I thought I was being very original and clever about this approach, until a friend of mine reminded me about a little play called Hamlet. So now I just point to Shakespeare and say there’s precedent.
Q: Allison and Mark were both married before they began seeing each other, and Sam similarly is embarking on his first major relationship since the death of his wife. Why did you decide to put so much focus on characters that are finding love the second time around?
A: Well, as I’ve said, my own life demanded that this be a second-marriage book. The more I wrote about Sam, and about how much Mark idealizes his dead mother, the more I realized that Mark would probably be shaken by his father’s remarriage. After all, we sometimes we see in others what we’re afraid or unable to see in ourselves. Helen provides Mark a catalyst with which to look at his own relationship with Allie; he doesn’t really like what he sees.
Q: Throughout the novel, Mark looks to Sam as something of a moral compass. Even when Sam reveals his infidelity toward the end of the story, he is acting as the voice of reason in the situation. Why did you think it was important to reveal Sam to be more fallible than Mark had realized?

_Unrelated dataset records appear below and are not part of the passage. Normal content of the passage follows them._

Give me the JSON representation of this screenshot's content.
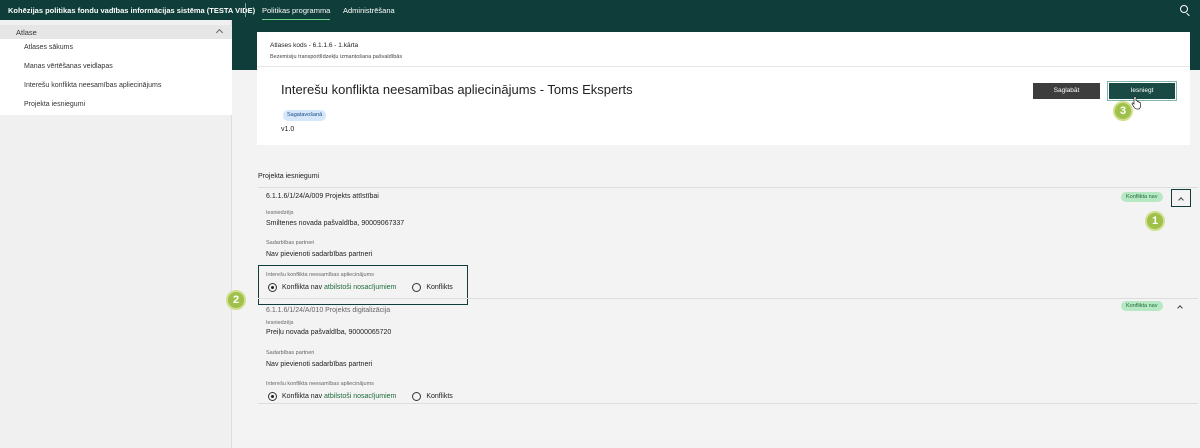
{
  "topbar": {
    "app_title": "Kohēzijas politikas fondu vadības informācijas sistēma (TESTA VIDE)",
    "nav_items": [
      "Politikas programma",
      "Administrēšana"
    ]
  },
  "sidebar": {
    "section": "Atlase",
    "items": [
      {
        "label": "Atlases sākums"
      },
      {
        "label": "Manas vērtēšanas veidlapas"
      },
      {
        "label": "Interešu konflikta neesamības apliecinājums"
      },
      {
        "label": "Projekta iesniegumi"
      }
    ]
  },
  "header": {
    "code": "Atlases kods - 6.1.1.6 - 1.kārta",
    "subtitle": "Bezemisiju transportlīdzekļu izmantošana pašvaldībās",
    "title": "Interešu konflikta neesamības apliecinājums - Toms Eksperts",
    "badge": "Sagatavošanā",
    "version": "v1.0",
    "save_label": "Saglabāt",
    "submit_label": "Iesniegt"
  },
  "steps": [
    "1",
    "2",
    "3"
  ],
  "submissions": {
    "title": "Projekta iesniegumi",
    "projects": [
      {
        "name": "6.1.1.6/1/24/A/009 Projekts attīstībai",
        "status": "Konflikta nav",
        "applicant_label": "Iesniedzējs",
        "applicant": "Smiltenes novada pašvaldība, 90009067337",
        "partners_label": "Sadarbības partneri",
        "partners": "Nav pievienoti sadarbības partneri",
        "declaration_label": "Interešu konflikta neesamības apliecinājums",
        "option_no_conflict_a": "Konflikta nav ",
        "option_no_conflict_b": "atbilstoši nosacījumiem",
        "option_conflict": "Konflikts",
        "selected": "no_conflict"
      },
      {
        "name": "6.1.1.6/1/24/A/010 Projekts digitalizācija",
        "status": "Konflikta nav",
        "applicant_label": "Iesniedzējs",
        "applicant": "Preiļu novada pašvaldība, 90000065720",
        "partners_label": "Sadarbības partneri",
        "partners": "Nav pievienoti sadarbības partneri",
        "declaration_label": "Interešu konflikta neesamības apliecinājums",
        "option_no_conflict_a": "Konflikta nav ",
        "option_no_conflict_b": "atbilstoši nosacījumiem",
        "option_conflict": "Konflikts",
        "selected": "no_conflict"
      }
    ]
  }
}
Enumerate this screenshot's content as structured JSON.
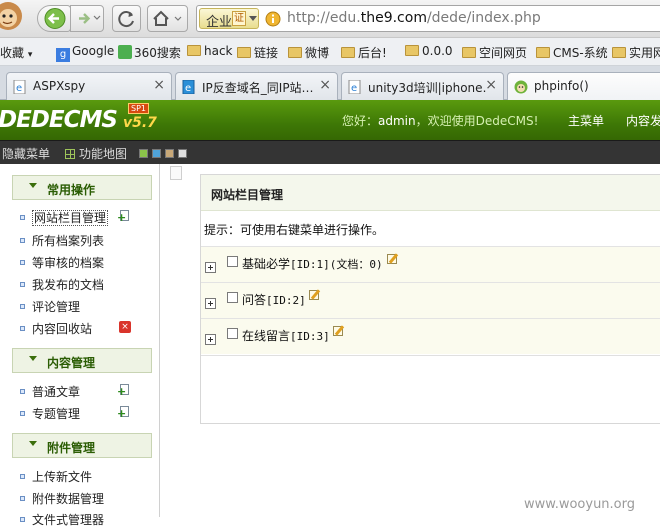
{
  "browser": {
    "address": {
      "badge": "企业",
      "cert": "证",
      "url_prefix": "http://edu.",
      "url_domain": "the9.com",
      "url_path": "/dede/index.php"
    },
    "bookmarks": [
      {
        "label": "收藏",
        "suffix": "▾"
      },
      {
        "label": "Google"
      },
      {
        "label": "360搜索"
      },
      {
        "label": "hack"
      },
      {
        "label": "链接"
      },
      {
        "label": "微博"
      },
      {
        "label": "后台!"
      },
      {
        "label": "0.0.0"
      },
      {
        "label": "空间网页"
      },
      {
        "label": "CMS-系统"
      },
      {
        "label": "实用网"
      }
    ],
    "tabs": [
      {
        "title": "ASPXspy",
        "close": "×"
      },
      {
        "title": "IP反查域名_同IP站…",
        "close": "×"
      },
      {
        "title": "unity3d培训|iphone…",
        "close": "×"
      },
      {
        "title": "phpinfo()",
        "close": "×"
      }
    ]
  },
  "cms": {
    "logo": "DEDECMS",
    "version": "v5.7",
    "sp": "SP1",
    "welcome_prefix": "您好：",
    "user": "admin",
    "welcome_suffix": "，欢迎使用DedeCMS!",
    "main_menu": "主菜单",
    "content_publish": "内容发布",
    "hide_menu": "隐藏菜单",
    "function_map": "功能地图",
    "swatches": [
      "#8bc34a",
      "#4fa3d9",
      "#c8a878",
      "#e0e0e0"
    ]
  },
  "sidebar": {
    "sections": [
      {
        "title": "常用操作",
        "items": [
          {
            "label": "网站栏目管理",
            "icon": "add-icon"
          },
          {
            "label": "所有档案列表"
          },
          {
            "label": "等审核的档案"
          },
          {
            "label": "我发布的文档"
          },
          {
            "label": "评论管理"
          },
          {
            "label": "内容回收站",
            "icon": "delete-icon"
          }
        ]
      },
      {
        "title": "内容管理",
        "items": [
          {
            "label": "普通文章",
            "icon": "add-icon"
          },
          {
            "label": "专题管理",
            "icon": "add-icon"
          }
        ]
      },
      {
        "title": "附件管理",
        "items": [
          {
            "label": "上传新文件"
          },
          {
            "label": "附件数据管理"
          },
          {
            "label": "文件式管理器"
          }
        ]
      }
    ]
  },
  "panel": {
    "title": "网站栏目管理",
    "tip": "提示：可使用右键菜单进行操作。",
    "rows": [
      {
        "name": "基础必学",
        "meta": "[ID:1](文档：0)"
      },
      {
        "name": "问答",
        "meta": "[ID:2]"
      },
      {
        "name": "在线留言",
        "meta": "[ID:3]"
      }
    ]
  },
  "watermark": "www.wooyun.org"
}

A: As I was making up these characters, I thought that if Mark had a good role model in his father, that he’d be faced with harder choices about his own life, especially after Connie Pelham confronts him.
All his life Mark has loved his father—but, secretly, he’s also believed that he’s failed to live up to his father’s example. It was very important, therefore, for Sam to be imperfect. Both men have been trying for years to maintain the fiction of good fatherhood. But is any parent perfect? In the end I wanted to write about the long-term effects of being a survivor, and Sam and Mark were both examples of how tragedy plays itself out over decades.
Q: Mark spends so much time resisting the possibility that his son’s spirit has returned only to discover that it was all a hoax. Why did you decide not to introduce Brendan’s spirit into the narrative? Are you, yourself, a skeptic?
A: I’m intensely skeptical. But there’s a part of me that—of course—wants to believe Joellen is in heaven, content forever. That’s an appealing idea in so many, many ways.
Many, many people believe in some sort of afterlife. In the United States our political system is being co-opted by the deeply religious. Their ideas about the afterlife, and what awaits them there, have a very real consequence for the future of human beings nationally and globally. Faith is a powerful and—I think—exceptionally dangerous instrument.
This said, my living depends on me writing successful fictions: fantasies in which people can—at least for short periods of time—believe. I ask people who read my books to take me on faith, at least for a little while. I take a lot on faith as well. For instance, even though a number of scientific minds have shot holes in the ideas of free will and love, my life—like Mark’s—depends on this poetry. I fight not to lose these illusions. So I wanted to write about the benefits of faith—the lure of it. But I also wanted to write with an eye toward all that is still mysterious to us.
Really, I wanted to unsettle anyone who would read this book. It is supposed to be a horror story.
Q: Both times that Mark and Chloe’s relationship ends, it seems to be because Chloe blames Mark for her grief. After Chloe’s suicide attempt, Mark seems to accept that they will never be together. Why is Mark able to move on this time? Is he finally over her?
A: Mark will always love Chloe. I think she loves him too. For me, the only question—and the one I want to leave with readers—is why.